Do Debt Investors Care About ESG Ratings?

February 8, 2024Published by European Central Bank

Downgrades to ESG ratings increase the cost of debt for US listed firms, according to this working paper for the European Central Bank. The impact of downgrades is also shown to have spillover effects on private unrated firms in the same industries as downgraded ones.

The results show the real-world financial importance of ESG ratings and as “the market for ESG data is fraught with conflicts of interest”, the results imply the field “might need world-wide regulator attention”, say the authors.

The authors – Kornelia Fabisik, Michael Ryf, Larissa Schäfer and Sascha Steffen – study how debt investors incorporate ESG ratings into investment decisions by exploring the impact of ESG downgrades on loan spreads for a sample of syndicated corporate loans on secondary markets.
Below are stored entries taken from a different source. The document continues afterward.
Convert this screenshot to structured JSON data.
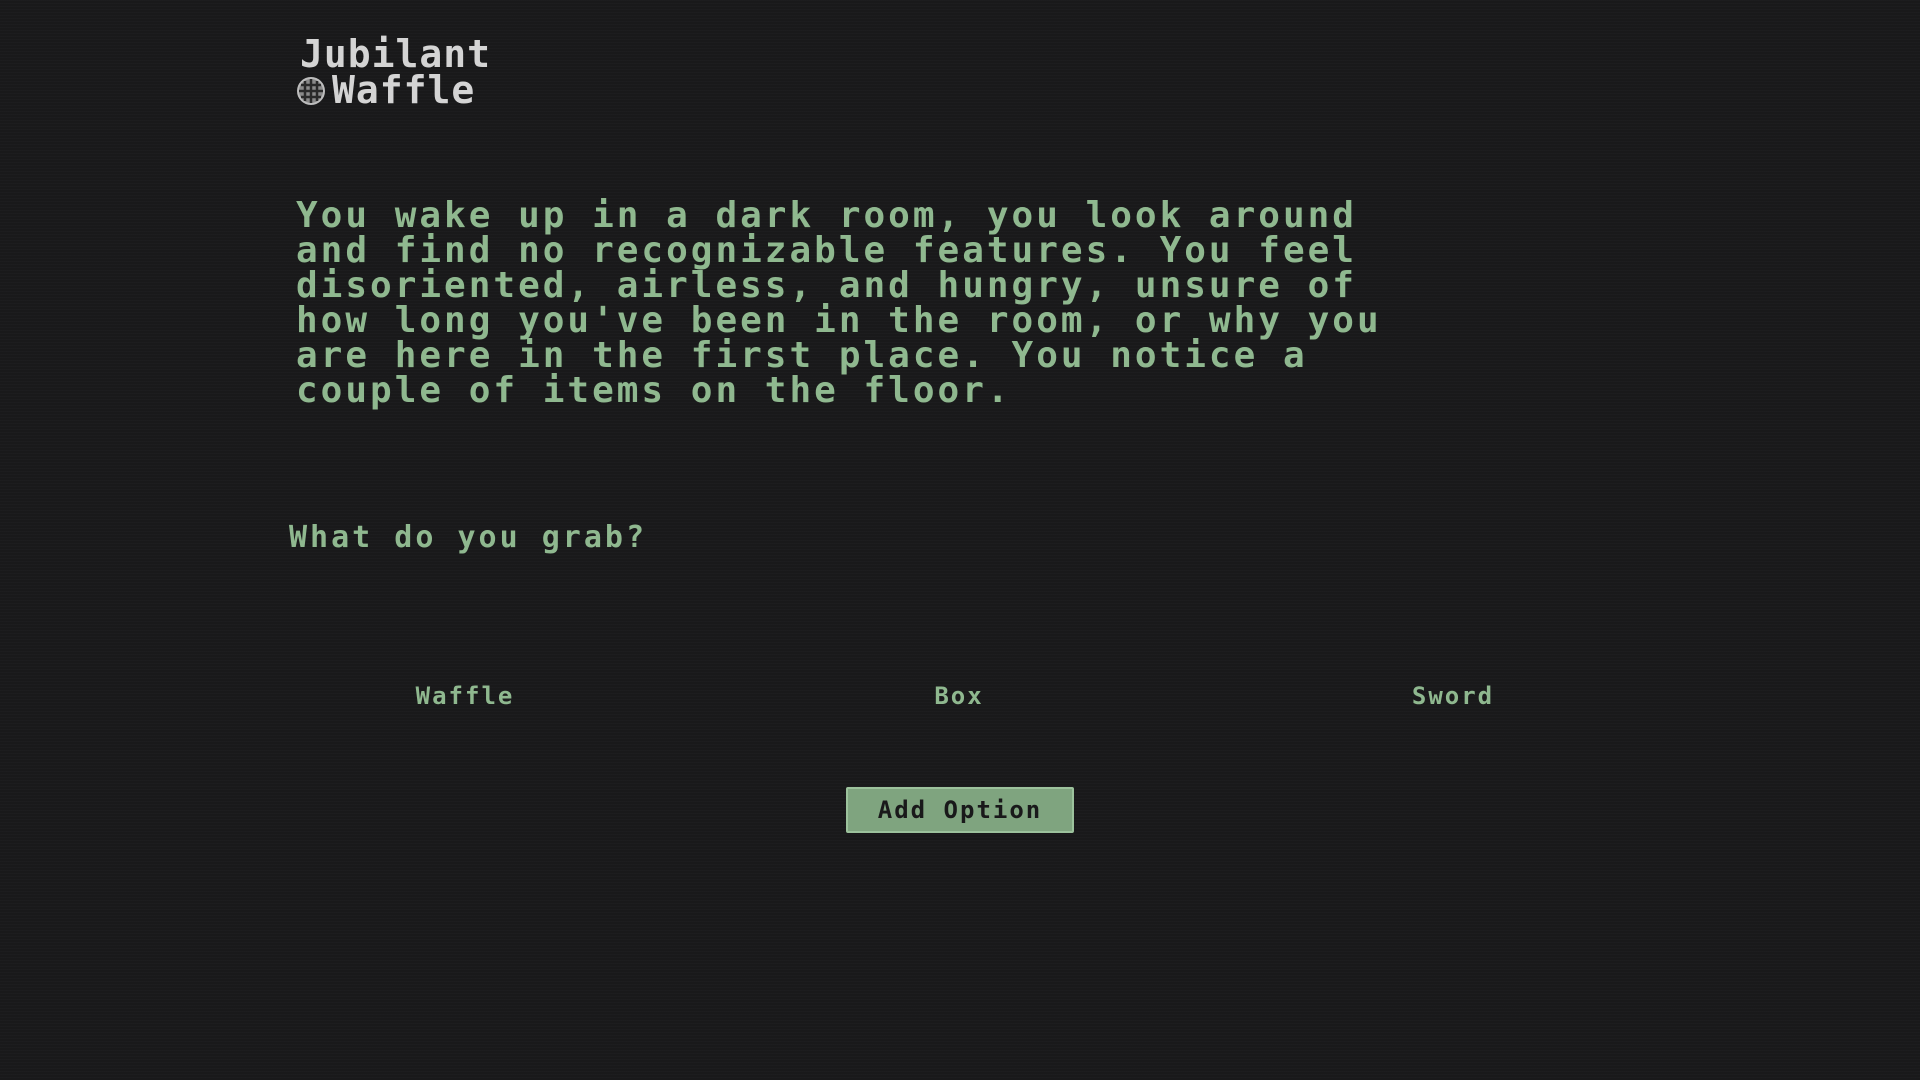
{
  "logo": {
    "line1": "Jubilant",
    "line2": "Waffle",
    "icon": "waffle-icon"
  },
  "story": {
    "text": "You wake up in a dark room, you look around\nand find no recognizable features. You feel\ndisoriented, airless, and hungry, unsure of\nhow long you've been in the room, or why you\nare here in the first place. You notice a\ncouple of items on the floor."
  },
  "prompt": {
    "question": "What do you grab?"
  },
  "options": [
    {
      "label": "Waffle"
    },
    {
      "label": "Box"
    },
    {
      "label": "Sword"
    }
  ],
  "actions": {
    "add_option_label": "Add Option"
  },
  "colors": {
    "background": "#19191a",
    "text_green": "#8fb88f",
    "button_green": "#7fa47f",
    "logo_gray": "#d4d4d4"
  }
}
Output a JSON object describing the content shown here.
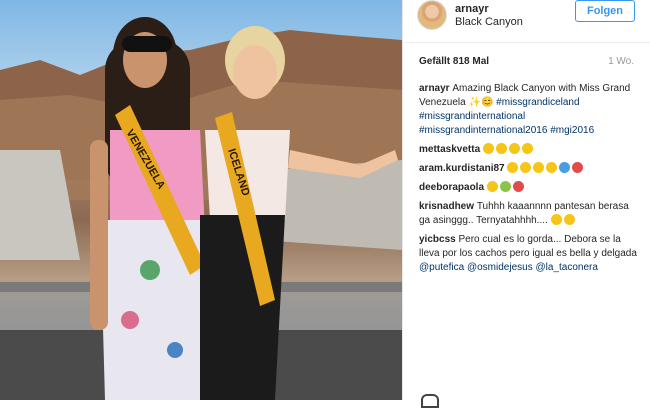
{
  "post": {
    "username": "arnayr",
    "location": "Black Canyon",
    "follow_label": "Folgen",
    "likes": "Gefällt 818 Mal",
    "time": "1 Wo."
  },
  "photo": {
    "sash_left": "VENEZUELA",
    "sash_right": "ICELAND"
  },
  "comments": [
    {
      "user": "arnayr",
      "parts": [
        {
          "type": "text",
          "value": "Amazing Black Canyon with Miss Grand Venezuela ✨😊 "
        },
        {
          "type": "tag",
          "value": "#missgrandiceland"
        },
        {
          "type": "text",
          "value": " "
        },
        {
          "type": "tag",
          "value": "#missgrandinternational"
        },
        {
          "type": "text",
          "value": " "
        },
        {
          "type": "tag",
          "value": "#missgrandinternational2016"
        },
        {
          "type": "text",
          "value": " "
        },
        {
          "type": "tag",
          "value": "#mgi2016"
        }
      ]
    },
    {
      "user": "mettaskvetta",
      "emojis": [
        "yel",
        "yel",
        "yel",
        "yel"
      ]
    },
    {
      "user": "aram.kurdistani87",
      "emojis": [
        "yel",
        "yel",
        "yel",
        "yel",
        "blu",
        "red"
      ]
    },
    {
      "user": "deeborapaola",
      "emojis": [
        "yel",
        "grn",
        "red"
      ]
    },
    {
      "user": "krisnadhew",
      "text": "Tuhhh kaaannnn pantesan berasa ga asinggg.. Ternyatahhhh....",
      "emojis": [
        "yel",
        "yel"
      ]
    },
    {
      "user": "yicbcss",
      "parts": [
        {
          "type": "text",
          "value": "Pero cual es lo gorda... Debora se la lleva por los cachos pero igual es bella y delgada "
        },
        {
          "type": "tag",
          "value": "@putefica"
        },
        {
          "type": "text",
          "value": " "
        },
        {
          "type": "tag",
          "value": "@osmidejesus"
        },
        {
          "type": "text",
          "value": " "
        },
        {
          "type": "tag",
          "value": "@la_taconera"
        }
      ]
    }
  ],
  "colors": {
    "accent": "#3897f0",
    "link": "#003569",
    "text": "#262626"
  }
}
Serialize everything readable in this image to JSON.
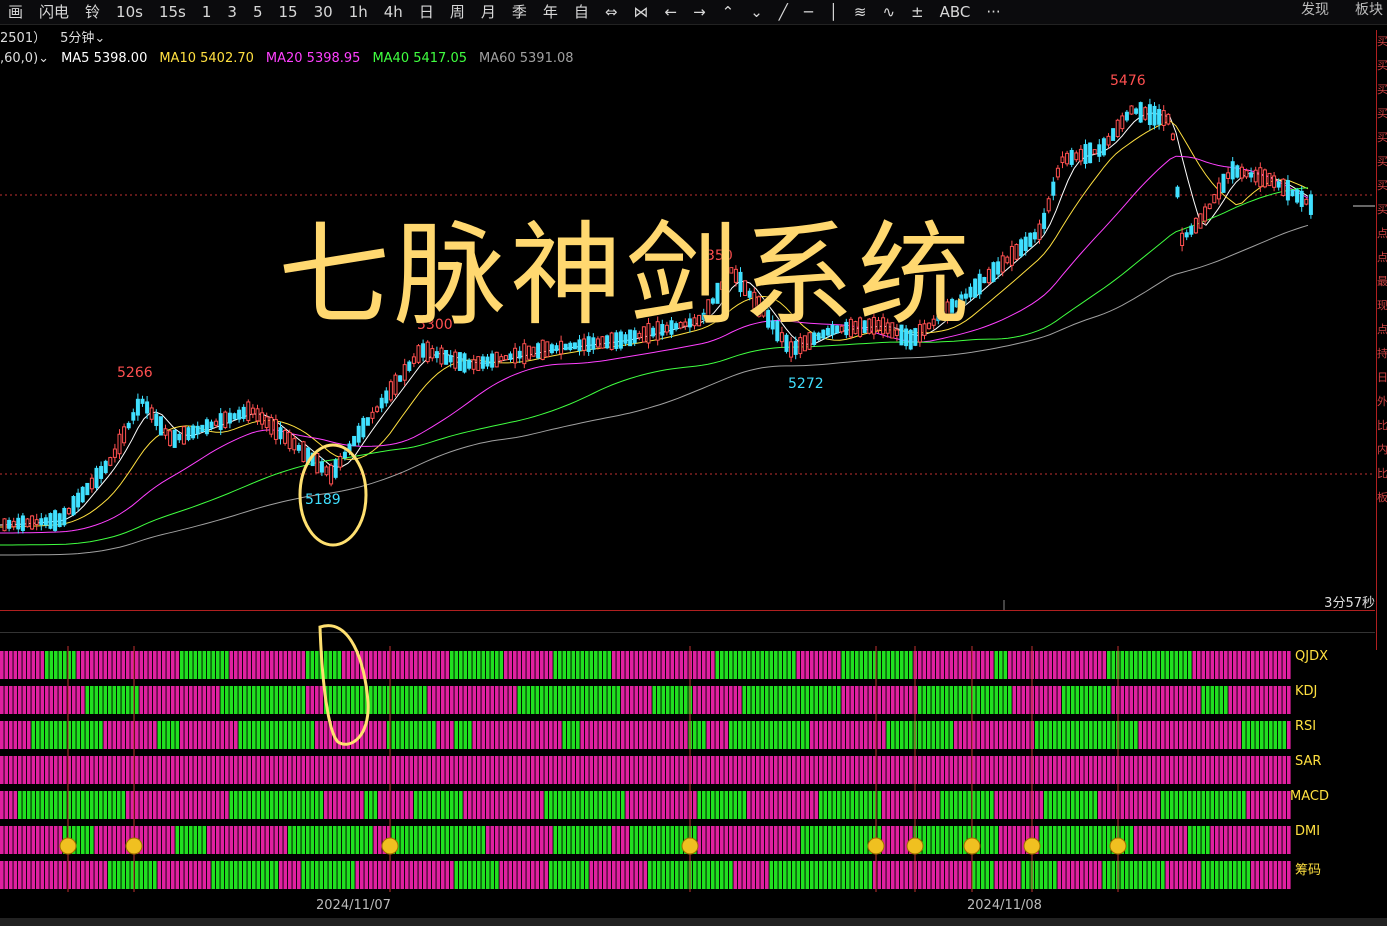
{
  "toolbar": {
    "items": [
      "画",
      "闪电",
      "铃",
      "10s",
      "15s",
      "1",
      "3",
      "5",
      "15",
      "30",
      "1h",
      "4h",
      "日",
      "周",
      "月",
      "季",
      "年",
      "自",
      "⇔",
      "⋈",
      "←",
      "→",
      "⌃",
      "⌄",
      "╱",
      "─",
      "│",
      "≋",
      "∿",
      "±",
      "ABC",
      "···"
    ],
    "right": [
      "发现",
      "板块"
    ]
  },
  "header": {
    "contract": "2501）",
    "period": "5分钟"
  },
  "ma": {
    "param": ",60,0)",
    "ma5": "MA5 5398.00",
    "ma10": "MA10 5402.70",
    "ma20": "MA20 5398.95",
    "ma40": "MA40 5417.05",
    "ma60": "MA60 5391.08",
    "colors": {
      "ma5": "#ffffff",
      "ma10": "#ffe040",
      "ma20": "#ff40ff",
      "ma40": "#40ff40",
      "ma60": "#a0a0a0"
    }
  },
  "watermark": "七脉神剑系统",
  "annotations": {
    "high1": "5266",
    "low1": "5189",
    "high2": "5300",
    "high3": "350",
    "low2": "5272",
    "high4": "5476"
  },
  "countdown": "3分57秒",
  "indicators": [
    "QJDX",
    "KDJ",
    "RSI",
    "SAR",
    "MACD",
    "DMI",
    "筹码"
  ],
  "dates": [
    "2024/11/07",
    "2024/11/08"
  ],
  "chart_data": {
    "type": "candlestick",
    "price_points": [
      {
        "label": "5266",
        "value": 5266
      },
      {
        "label": "5189",
        "value": 5189
      },
      {
        "label": "5300",
        "value": 5300
      },
      {
        "label": "5272",
        "value": 5272
      },
      {
        "label": "5476",
        "value": 5476
      }
    ]
  }
}
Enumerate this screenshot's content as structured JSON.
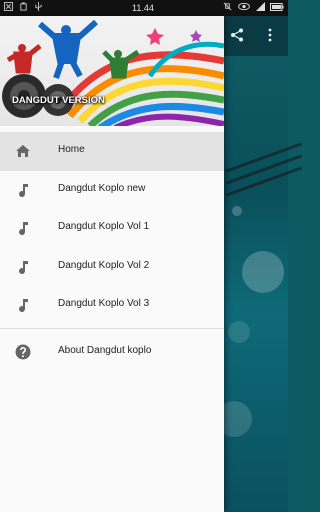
{
  "status_bar": {
    "time": "11.44",
    "left_icons": [
      "close-box-icon",
      "usb-icon",
      "usb-trident-icon"
    ],
    "right_icons": [
      "mute-icon",
      "eye-icon",
      "signal-icon",
      "battery-icon"
    ]
  },
  "drawer": {
    "header_title": "DANGDUT VERSION",
    "items": [
      {
        "label": "Home",
        "icon": "home-icon",
        "active": true
      },
      {
        "label": "Dangdut Koplo new",
        "icon": "music-note-icon"
      },
      {
        "label": "Dangdut Koplo Vol 1",
        "icon": "music-note-icon"
      },
      {
        "label": "Dangdut Koplo Vol 2",
        "icon": "music-note-icon"
      },
      {
        "label": "Dangdut Koplo Vol 3",
        "icon": "music-note-icon"
      }
    ],
    "footer_items": [
      {
        "label": "About Dangdut koplo",
        "icon": "help-circle-icon"
      }
    ]
  },
  "app_bar_icons": [
    "share-icon",
    "overflow-menu-icon"
  ],
  "colors": {
    "accent": "#0a3b44",
    "drawer_bg": "#fafafa",
    "active_item_bg": "#e3e3e3",
    "icon_gray": "#666666"
  }
}
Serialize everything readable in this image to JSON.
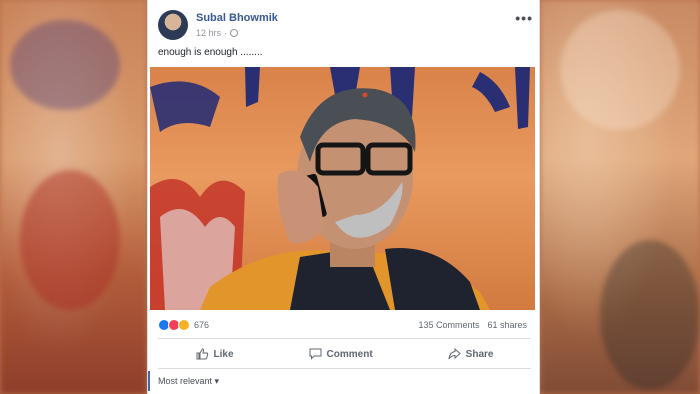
{
  "post": {
    "author": "Subal Bhowmik",
    "timestamp": "12 hrs",
    "privacy_icon": "globe-icon",
    "menu_icon": "more-options-icon",
    "text": "enough is enough ........",
    "reaction_count": "676",
    "reaction_icons": [
      "like-icon",
      "love-icon",
      "haha-icon"
    ],
    "comments": "135 Comments",
    "shares": "61 shares"
  },
  "actions": {
    "like": "Like",
    "comment": "Comment",
    "share": "Share"
  },
  "comments_section": {
    "sort_label": "Most relevant",
    "sort_arrow": "▾"
  },
  "colors": {
    "link_blue": "#385898",
    "like_blue": "#1877f2",
    "love_red": "#f33e58",
    "haha_yellow": "#f7b125"
  }
}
They use a shock to ESG ratings, caused by a change to Refinitiv ESG’s rating methodology, as an event study, to assess abnormal returns on firm values. When Refinitiv – one of the largest ESG rating providers – previously changed their rating methodology in 2020, 87% of affected firms saw a ratings downgrade.

The results show that downgraded firms experienced a negative stock market reaction. They also saw a 10% increase compared to other firms in the same industries and ratings categories over the same period.

The authors found the effect on loan spreads increases significantly for the first two months and remains significant until the fifth month after the event.

These temporary effects are “driven by frictions among investors and not by long-term changes in firm fundamentals”. This implies investors respond to changes in ESG scores and adjust their portfolio accordingly, putting downward price pressure on downgraded firms, which in turn causes higher loan spreads.

The authors then explored the different potential channels to explain the transmission of effects from ESG downgrades on firms’ costs of debt.

They found that firms with higher ESG-related risk, in particular higher climate risk, experience stronger effects on loan spreads, as do firms with more ESG-related public commitments and firms that are invested in by more climate-concerned lenders.

The results also show that for smaller and more financially constrained firms the effect of the downgrade is especially pronounced.

Loan spreads of private unrated firms in industries affected by ESG rating downgrades experience a 9% increase in the loan spread relative to their average loan spread. The effect is especially pronounced for private firms without credit ratings for which additional information plays a larger role.